I have to write a Letter of Medical Nec. for my insurance co regarding HBOT- Actually my doc has to write it but I am doing it for her. I have a feeling they are not going to cover it because the last time I tried they did not ask for a letter. Here is a copy- does anyone think I could make improvements to get this to happen

Debra Huberman, a patient of mine for many years, has been suffering from RSD since 1998. She has tried many treatments including nerve blocks, 5 day continuous ketamine infusion, Aredia infusion, lidocaine infusion and most recently direct Transcortical stimulation. Unfortunately, non of these treatments have provided any pain relief. Her RSD continues to spread and is now in all four extremities. Her symptoms include burning pain, skin sensitivity, swelling and severe muscle tightening. Of course, this is causing her to feel great despair.

I have read some promising articles on Hyperbaric Oxygen Treatment for people with RSD. I see no other options for Mrs. Huberman at this time and highly recommend a trial of 40 sessions of treatment.


Thanks for any suggestions!

Debbie

The first time you use RSD type the whole name out with a slash or in parenthesis oh heck try it this way

Reflex Sympathetic Dystroph (RSD), also known as Complex Regional Pain Syndrome (CRPS),

Then maybe as far as using the letters only

RSD/CRPS

I know if you use one name only the insurance people can be so damn dense.

Also Maybe for their convenience ask your doctor if she ever uses the Diagnosis Codes &/or Procedure Codes within her letters to insurance companies. The less work they have to do as far as researching, maybe the more likely they would be to give the go ahead???

I am just throwing out suggestions here & I could be way off line.

DebbyV

Hi Debbie,
Good luck in your pursuit. Twice I unsuccessfully appealed the decision of our insurance company to deny payment for hbot for my daughter. I was, however, recently encouraged when I read that the New Mexico Public Regulation Commission ordered a health plan to pay for hbot for an 11 year old girl who has RSD. So, hold onto that as you move forward. If you would like to access that article, send me a private message. Once again, best wishes ... I so hope that you are successful!!
Jeanne

I haven't ever written anything like this but maybe adding in more descriptive words might help to convey how painful and chronic RSD/CRPS is.
Like extreme, chronic, continuous, spasms, sharp, what ever applies for you.
Hopefully those same descriptions are documented in your drs files , in case they request more info or records.

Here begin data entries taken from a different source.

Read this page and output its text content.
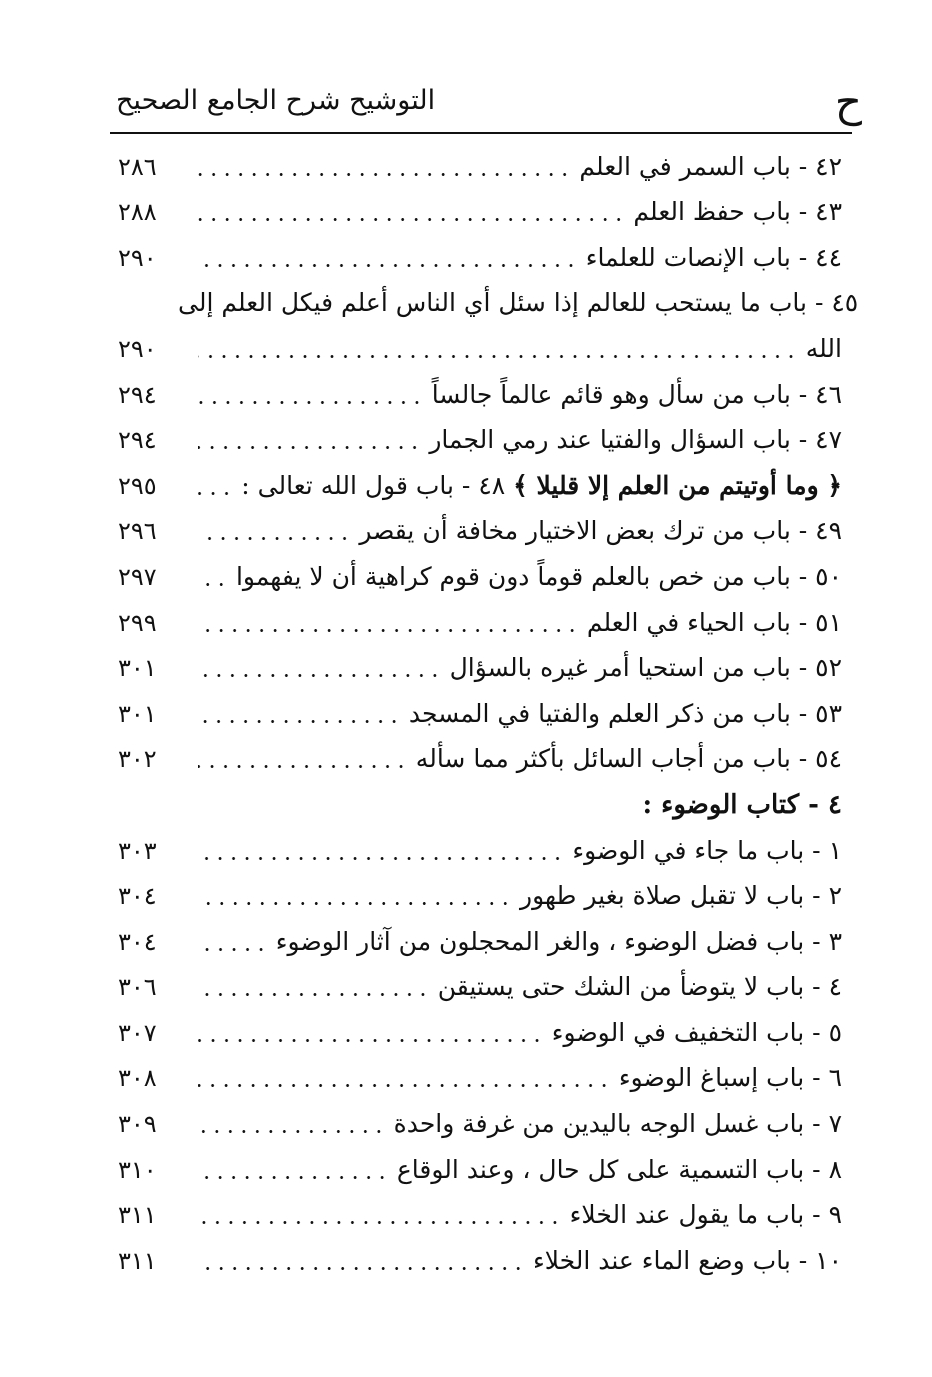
ح
التوشيح شرح الجامع الصحيح
٢٨٦	٤٢ - باب السمر في العلم
٢٨٨	٤٣ - باب حفظ العلم
٢٩٠	٤٤ - باب الإنصات للعلماء
٤٥ - باب ما يستحب للعالم إذا سئل أي الناس أعلم فيكل العلم إلى
٢٩٠	الله
٢٩٤	٤٦ - باب من سأل وهو قائم عالماً جالساً
٢٩٤	٤٧ - باب السؤال والفتيا عند رمي الجمار
٢٩٥	﴿ وما أوتيتم من العلم إلا قليلا ﴾ ٤٨ - باب قول الله تعالى :
٢٩٦	٤٩ - باب من ترك بعض الاختيار مخافة أن يقصر
٢٩٧	٥٠ - باب من خص بالعلم قوماً دون قوم كراهية أن لا يفهموا
٢٩٩	٥١ - باب الحياء في العلم
٣٠١	٥٢ - باب من استحيا أمر غيره بالسؤال
٣٠١	٥٣ - باب من ذكر العلم والفتيا في المسجد
٣٠٢	٥٤ - باب من أجاب السائل بأكثر مما سأله
٤ - كتاب الوضوء :
٣٠٣	١ - باب ما جاء في الوضوء
٣٠٤	٢ - باب لا تقبل صلاة بغير طهور
٣٠٤	٣ - باب فضل الوضوء ، والغر المحجلون من آثار الوضوء
٣٠٦	٤ - باب لا يتوضأ من الشك حتى يستيقن
٣٠٧	٥ - باب التخفيف في الوضوء
٣٠٨	٦ - باب إسباغ الوضوء
٣٠٩	٧ - باب غسل الوجه باليدين من غرفة واحدة
٣١٠	٨ - باب التسمية على كل حال ، وعند الوقاع
٣١١	٩ - باب ما يقول عند الخلاء
٣١١	١٠ - باب وضع الماء عند الخلاء
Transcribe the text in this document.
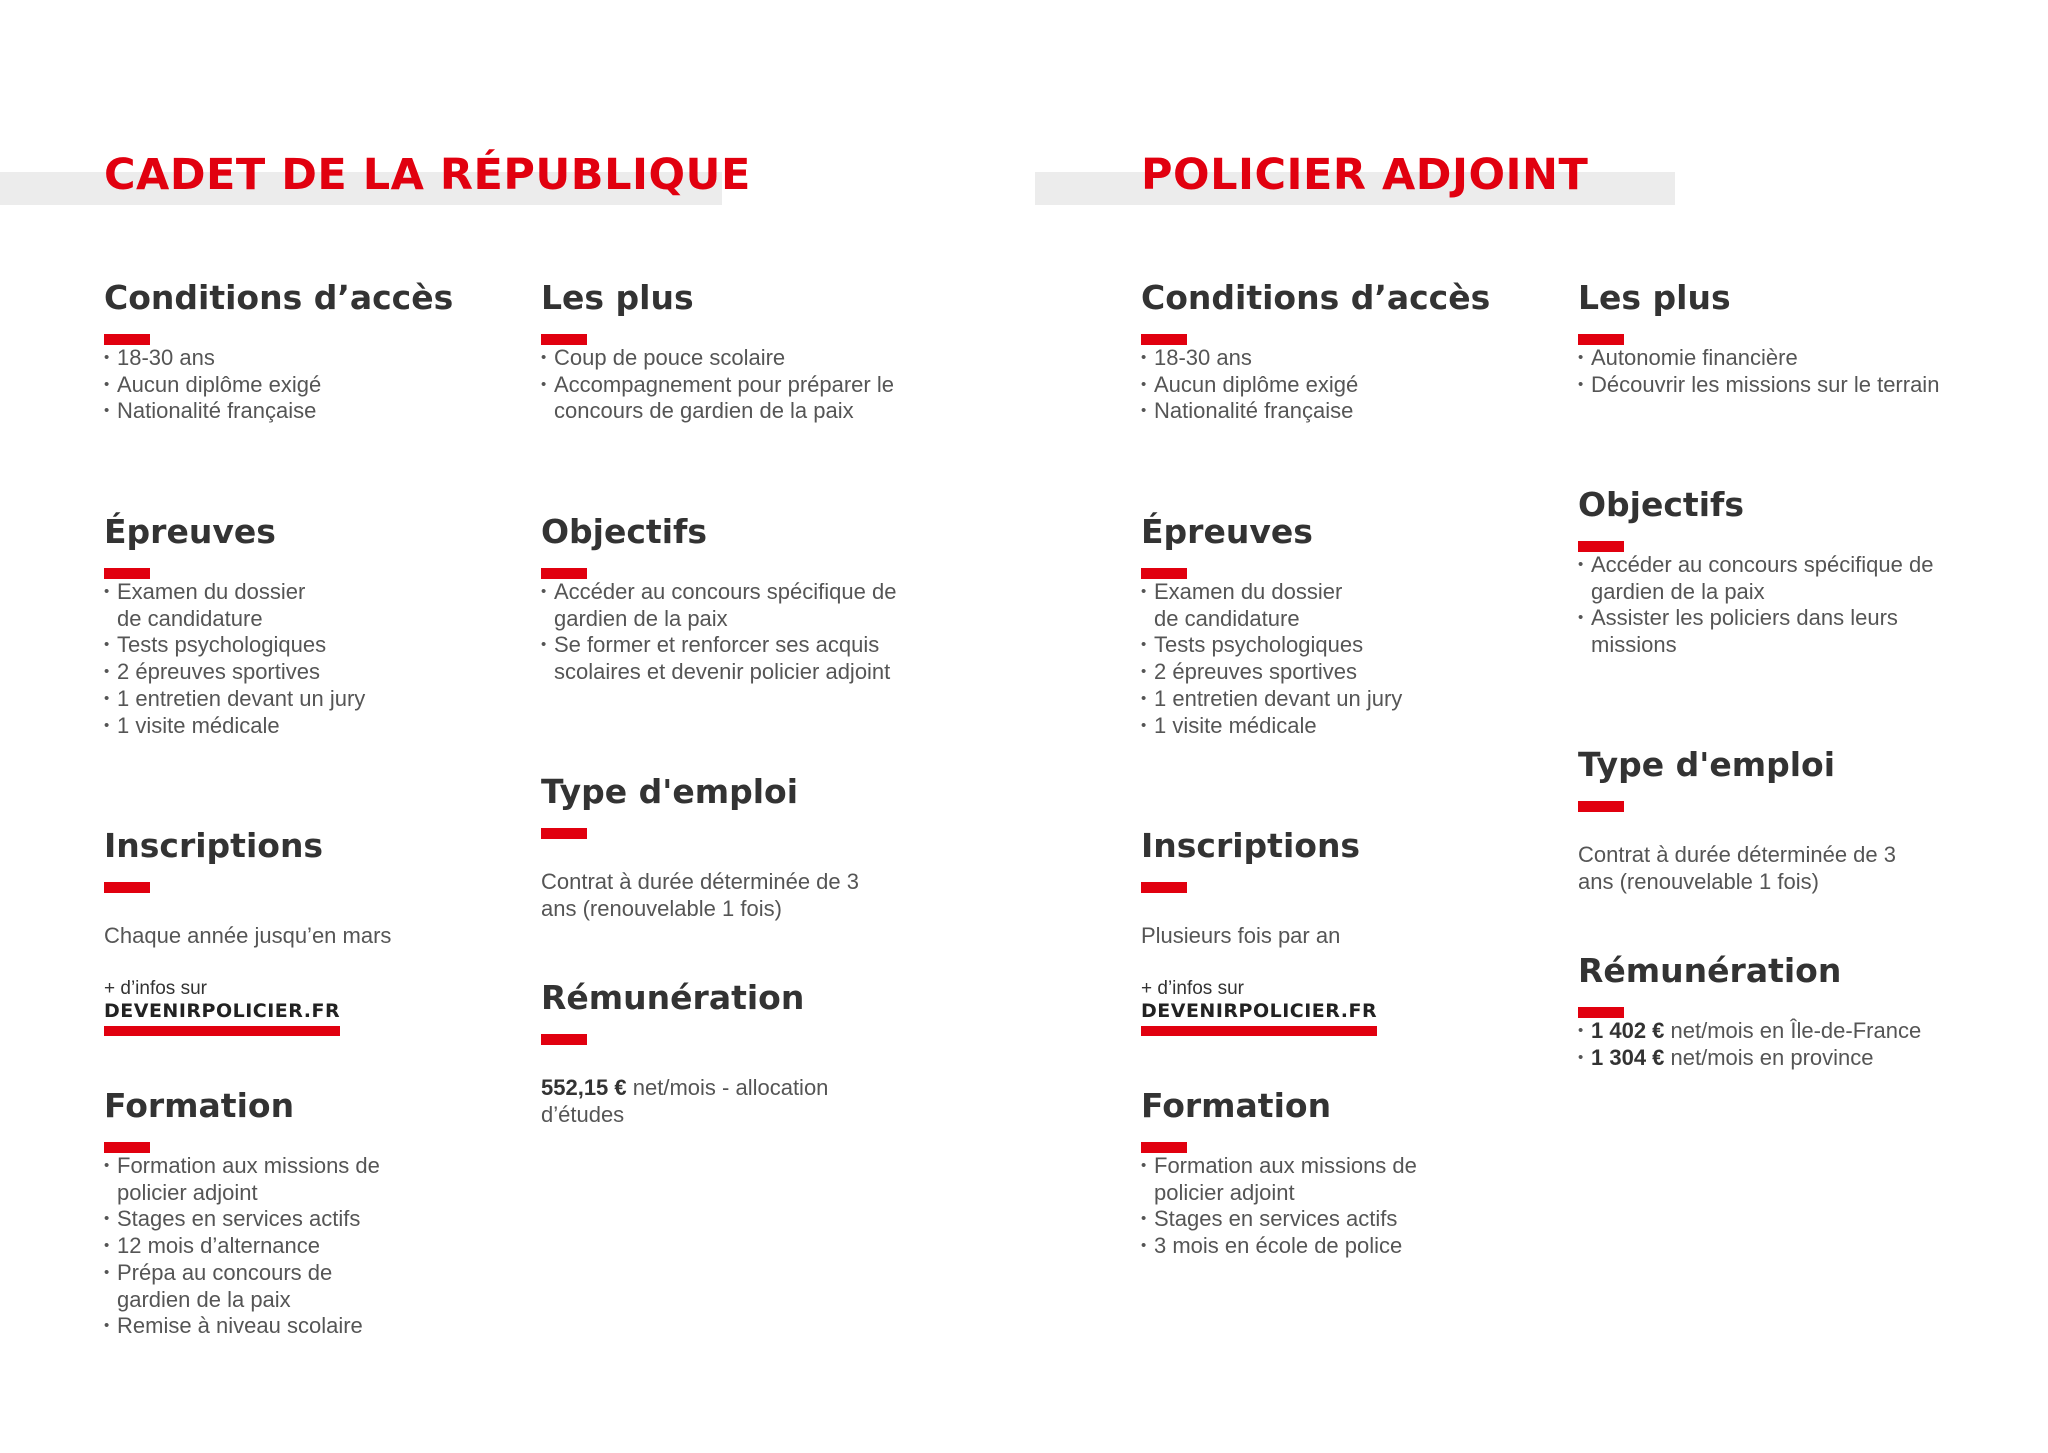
CADET DE LA RÉPUBLIQUE	POLICIER ADJOINT
Conditions d’accès
• 18-30 ans
• Aucun diplôme exigé
• Nationalité française
Épreuves
• Examen du dossier de candidature
• Tests psychologiques
• 2 épreuves sportives
• 1 entretien devant un jury
• 1 visite médicale
Inscriptions

Chaque année jusqu’en mars

+ d’infos sur
DEVENIRPOLICIER.FR
Formation
• Formation aux missions de policier adjoint
• Stages en services actifs
• 12 mois d’alternance
• Prépa au concours de gardien de la paix
• Remise à niveau scolaire
Les plus
• Coup de pouce scolaire
• Accompagnement pour préparer le concours de gardien de la paix
Objectifs
• Accéder au concours spécifique de gardien de la paix
• Se former et renforcer ses acquis scolaires et devenir policier adjoint
Type d'emploi

Contrat à durée déterminée de 3 ans (renouvelable 1 fois)

Rémunération

552,15 € net/mois - allocation d’études

Conditions d’accès
• 18-30 ans
• Aucun diplôme exigé
• Nationalité française
Épreuves
• Examen du dossier de candidature
• Tests psychologiques
• 2 épreuves sportives
• 1 entretien devant un jury
• 1 visite médicale
Inscriptions

Plusieurs fois par an

+ d’infos sur
DEVENIRPOLICIER.FR
Formation
• Formation aux missions de policier adjoint
• Stages en services actifs
• 3 mois en école de police
Les plus
• Autonomie financière
• Découvrir les missions sur le terrain
Objectifs
• Accéder au concours spécifique de gardien de la paix
• Assister les policiers dans leurs missions
Type d'emploi

Contrat à durée déterminée de 3 ans (renouvelable 1 fois)

Rémunération
• 1 402 € net/mois en Île-de-France
• 1 304 € net/mois en province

Is your dr going to go over the final version with you?

If you can add some case studies, articles , links that they can look up for reference... might help.

just my thoughts , I hope someone that has gone thru it successfully will reply.

Thanks for all of your suggestions- I would like to give the Dr, some research data but I can only find anecdotal stories so if anyone can give me a link to a real study that would be great!!

Thanks

Debbie

Hi Deb,
Along with the letter the Doctor should enclose a written prescription for HBOT treatment. Here is a link on the RSD Hope site that has links to RSD and HBOT studies. I hope this works for you. Call if you need anything.....diana

http://www.rsdhope.org/Showpage.asp?...5&PGCT_ID=4564

One suggestion would be to tie in how this would benefit them financially (how much your treatment is costing them right now and in the future, also tying in cost for mental health services as related to this condition if it applies for you), and how HBOT can actually save them money.

I am sorry you have had to go through so much, and that it has spread for you. I am currently going through HBOT--I have had about 23 treatments now and plan to do 40. I feel like it is making a difference (although it took awhile to get results--you need to be patient). The other woman I am getting treatments with was pain free after about 15 sessions. I am excited to get back in the chamber on Tuesday. If this turns out to be the key treatment for me, I'll also be consulting with insurance to cover maintenance sessions. I had med pay from my accident that covered most of the 40 sessions I'm doing now. Best of luck to you!!

Thanks for the ideas- I will try and incorporate that into the letter. I think you said you experienced increased pain during your sessions? Thats what happened to me the first time so I stopped (not realizing that it is normal for that to happen) Please keep us up on how it is going!

Thanks

Deb

Yes--I had increased pain for awhile. Now I am finally experiencing the benefits (after 23 dives). After a year of having RSD my foot and leg finally feel close to "normal." Today I went to a store with my husband and I had to ask him if the air conditioning was on. Usually my RSD leg would chill to the bone and I didn't even notice it. I am amazed and I hope the benefits continue.

Another thing you could consider incorporating into the letter would be how this disorder affects you on a daily basis. What does it really "feel" like to have this dreadful condition. You could also ask a family member to write a letter for you from their perspective on how this has impacted you and perhaps your family.